At Yale University, in New Haven, Connecticut (northeast), another prestigious establishment, demonstrators established a new encampment on Sunday, according to the school’s student newspaper. A few days earlier, police had dismantled another, arresting dozens of people at the site for trespassing.

Between calls to let demonstrators exercise their freedom of expression, and exhortations to act against the anti-Semitic comments and acts reported by some during these gatherings, university administrations are attempting a perilous balancing act.
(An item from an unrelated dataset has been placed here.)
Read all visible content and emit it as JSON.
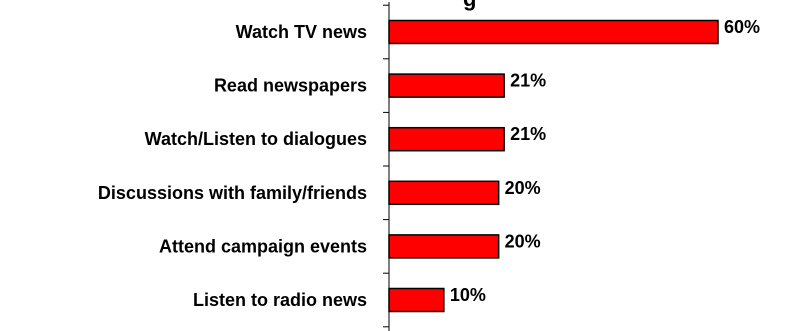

PHOTO CHRISTINE TANNOUS, ASSOCIATED PRESS

Protesters on the campus of Washington University, Saturday, April 27, 2024, in St. Louis

The main campus of the University of Southern California (USC) was closed on Saturday after pro-Palestinian groups re-established a previously evacuated encampment, the establishment announced on X.

Since the start of the war in October between Israel and Hamas, the conflict has unleashed passions in renowned universities in the United States, such as Harvard, UPenn (Philadelphia), or Columbia (New York), where groups of pro-Palestinian students were suspended.

The war was triggered by the unprecedented attack on October 7 on Israeli soil by Hamas commandos which resulted in the death of 1,170 people, mainly civilians, according to an AFP report based on official Israeli data.

In retaliation, Israel promised to destroy the Islamist movement, and its vast military operation in the Gaza Strip left 34,454 dead, mostly civilians, according to Hamas.